Here are pics from our ride yesterday enjoy


----------



## SKIDKINGSVBC (Feb 3, 2013)

*Skidkings pics*



brownster69 said:


> Here are pics from our ride yesterday enjoy
> 
> Holy crap Batman! Nice pics! Fun time yesterday ....
> 
> ...




     Holy crap Batman! Nice pics! Fun time yesterday ....

                                       GMAN 
                                       SKIDKINGS VBC 
                                       TACOMA,WN


----------



## brownster69 (Feb 3, 2013)

*More pics of ride*


----------



## brownster69 (Feb 3, 2013)

*Here are mooooooooore pics*

These are the last of mine enjoy


----------



## brownster69 (Feb 3, 2013)

*License plate pictures*

The license plate pics are for you marko !!!!!!!!!!!!


----------



## SKIDKINGSVBC (Feb 3, 2013)

*Plates*



brownster69 said:


> These are the last of mine enjoy




Nice pics of the 39-40 TAC plates ......All I need is a 37 and a 38 ! ANYBODY HAVE ONE? 

                                            Gary J


----------



## Boris (Feb 3, 2013)

brownster69 said:


> The license plate pics are for you marko !!!!!!!!!!!!

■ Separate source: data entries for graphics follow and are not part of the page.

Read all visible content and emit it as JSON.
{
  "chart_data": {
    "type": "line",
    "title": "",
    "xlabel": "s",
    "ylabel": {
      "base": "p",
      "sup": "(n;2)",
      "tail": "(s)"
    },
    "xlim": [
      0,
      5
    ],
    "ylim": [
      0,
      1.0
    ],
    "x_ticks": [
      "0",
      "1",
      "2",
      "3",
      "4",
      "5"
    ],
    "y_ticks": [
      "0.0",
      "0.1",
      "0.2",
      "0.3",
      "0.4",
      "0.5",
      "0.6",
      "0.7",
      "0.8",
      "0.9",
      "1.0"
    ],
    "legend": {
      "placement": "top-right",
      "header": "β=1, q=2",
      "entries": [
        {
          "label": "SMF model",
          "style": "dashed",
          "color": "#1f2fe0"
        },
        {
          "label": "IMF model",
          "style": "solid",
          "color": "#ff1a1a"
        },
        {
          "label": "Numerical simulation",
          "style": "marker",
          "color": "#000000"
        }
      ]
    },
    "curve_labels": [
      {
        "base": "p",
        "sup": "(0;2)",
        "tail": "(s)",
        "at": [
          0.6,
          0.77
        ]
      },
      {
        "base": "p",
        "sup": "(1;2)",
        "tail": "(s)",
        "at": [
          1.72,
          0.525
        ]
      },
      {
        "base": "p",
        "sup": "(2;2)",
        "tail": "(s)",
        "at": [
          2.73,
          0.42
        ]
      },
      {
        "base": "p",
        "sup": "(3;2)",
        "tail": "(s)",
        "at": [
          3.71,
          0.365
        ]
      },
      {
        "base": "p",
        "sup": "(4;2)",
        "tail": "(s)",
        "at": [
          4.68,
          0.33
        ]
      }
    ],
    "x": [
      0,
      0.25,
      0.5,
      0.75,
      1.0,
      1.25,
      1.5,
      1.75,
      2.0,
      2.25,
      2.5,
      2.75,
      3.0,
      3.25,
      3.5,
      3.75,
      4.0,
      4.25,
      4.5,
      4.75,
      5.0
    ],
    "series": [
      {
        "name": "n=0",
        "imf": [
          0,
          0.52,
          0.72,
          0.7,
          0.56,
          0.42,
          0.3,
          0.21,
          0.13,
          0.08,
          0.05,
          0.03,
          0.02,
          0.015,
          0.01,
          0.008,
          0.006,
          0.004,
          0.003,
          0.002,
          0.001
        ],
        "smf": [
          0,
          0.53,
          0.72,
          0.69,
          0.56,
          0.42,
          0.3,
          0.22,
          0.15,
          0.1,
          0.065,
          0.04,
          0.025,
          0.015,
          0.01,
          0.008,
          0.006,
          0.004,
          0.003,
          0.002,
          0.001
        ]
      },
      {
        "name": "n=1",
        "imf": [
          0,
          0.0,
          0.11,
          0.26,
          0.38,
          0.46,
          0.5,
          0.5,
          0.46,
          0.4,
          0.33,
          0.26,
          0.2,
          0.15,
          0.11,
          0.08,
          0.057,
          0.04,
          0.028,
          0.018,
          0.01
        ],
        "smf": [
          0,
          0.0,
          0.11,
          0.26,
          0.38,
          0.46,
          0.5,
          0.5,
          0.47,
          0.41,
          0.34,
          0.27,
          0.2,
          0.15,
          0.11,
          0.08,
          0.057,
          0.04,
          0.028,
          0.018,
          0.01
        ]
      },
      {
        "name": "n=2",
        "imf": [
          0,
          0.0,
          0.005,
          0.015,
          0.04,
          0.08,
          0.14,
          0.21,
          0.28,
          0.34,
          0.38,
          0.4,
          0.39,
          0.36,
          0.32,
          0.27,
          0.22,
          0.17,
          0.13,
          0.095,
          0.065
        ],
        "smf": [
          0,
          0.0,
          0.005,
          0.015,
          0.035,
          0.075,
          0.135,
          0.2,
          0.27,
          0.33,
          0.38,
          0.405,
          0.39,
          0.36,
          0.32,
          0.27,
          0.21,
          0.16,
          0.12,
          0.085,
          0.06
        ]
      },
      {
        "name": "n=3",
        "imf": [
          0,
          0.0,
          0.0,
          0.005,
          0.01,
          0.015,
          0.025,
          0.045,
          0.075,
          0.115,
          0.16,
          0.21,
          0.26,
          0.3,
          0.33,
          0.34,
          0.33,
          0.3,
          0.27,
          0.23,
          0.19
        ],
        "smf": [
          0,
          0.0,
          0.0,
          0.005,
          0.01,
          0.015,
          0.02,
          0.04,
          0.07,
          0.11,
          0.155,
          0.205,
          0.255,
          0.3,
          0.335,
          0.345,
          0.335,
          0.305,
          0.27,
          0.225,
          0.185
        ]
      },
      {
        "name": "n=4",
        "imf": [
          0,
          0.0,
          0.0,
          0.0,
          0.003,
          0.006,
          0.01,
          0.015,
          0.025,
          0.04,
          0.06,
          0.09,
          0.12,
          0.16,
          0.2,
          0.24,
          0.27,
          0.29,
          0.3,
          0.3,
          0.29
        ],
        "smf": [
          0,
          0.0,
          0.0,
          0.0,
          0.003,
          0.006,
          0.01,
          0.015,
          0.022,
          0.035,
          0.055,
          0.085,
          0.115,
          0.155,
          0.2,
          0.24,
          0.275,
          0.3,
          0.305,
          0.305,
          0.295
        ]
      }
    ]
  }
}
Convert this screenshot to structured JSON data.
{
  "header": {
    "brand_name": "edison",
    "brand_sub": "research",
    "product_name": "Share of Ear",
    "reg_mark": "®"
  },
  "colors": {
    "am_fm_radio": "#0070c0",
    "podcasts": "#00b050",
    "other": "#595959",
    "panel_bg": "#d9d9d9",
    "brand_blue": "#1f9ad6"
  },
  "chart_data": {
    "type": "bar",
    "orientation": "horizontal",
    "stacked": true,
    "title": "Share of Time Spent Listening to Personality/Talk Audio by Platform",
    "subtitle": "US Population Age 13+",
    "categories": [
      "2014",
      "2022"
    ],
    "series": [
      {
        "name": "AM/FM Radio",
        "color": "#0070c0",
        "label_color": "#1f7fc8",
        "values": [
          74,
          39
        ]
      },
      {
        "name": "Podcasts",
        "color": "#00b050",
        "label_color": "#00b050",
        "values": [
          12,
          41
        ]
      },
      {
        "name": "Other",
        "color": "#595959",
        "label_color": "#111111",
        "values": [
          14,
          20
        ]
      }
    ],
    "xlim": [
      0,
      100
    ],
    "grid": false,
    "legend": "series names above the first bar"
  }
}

And here, I was even going to keep my mouth shut. Thanks for the great photos! It always seems like you guys have such a great time. And I always get a kick out of all those special decorative touches. Who's on the Whizzer?


----------



## brownster69 (Feb 3, 2013)

*plates*

No way jose' i showed the plates so i get first dibs on any so send all offers of plates for sale to me please.........






skidkingsvbc said:


> nice pics of the 39-40 tac plates ......all i need is a 37 and a 38 ! Anybody have one?
> 
> Gary j


----------



## brownster69 (Feb 3, 2013)

*Whizzer rider*

That is mike         aka ( vintage velo ) on the cabe




dave marko said:


> and here, i was even going to keep my my mouth shut. Thanks for the great photos! It always seems like you guys have such a great time. And i always get a kick out of all those special decorative touches. Who's on the whizzer?


----------



## vincev (Feb 3, 2013)

I like the one with the hood ornament on the front fender.


----------



## vincev (Feb 3, 2013)

Dave Marko said:


> And here, I was even going to keep my my mouth shut. Thanks for the great photos! It always seems like you guys have such a great time. And I always get a kick out of all those special decorative touches. Who's on the Whizzer?




Really Dave?Is that even possible?Keep your mouth shut.LOLOLO........You should be a stand up comedian.


----------



## Tim the Skid (Feb 3, 2013)

Looks like another good turnout,thanks for posting the pics. T


----------



## 37fleetwood (Feb 4, 2013)

Great stuff! Thanx for sharing.


----------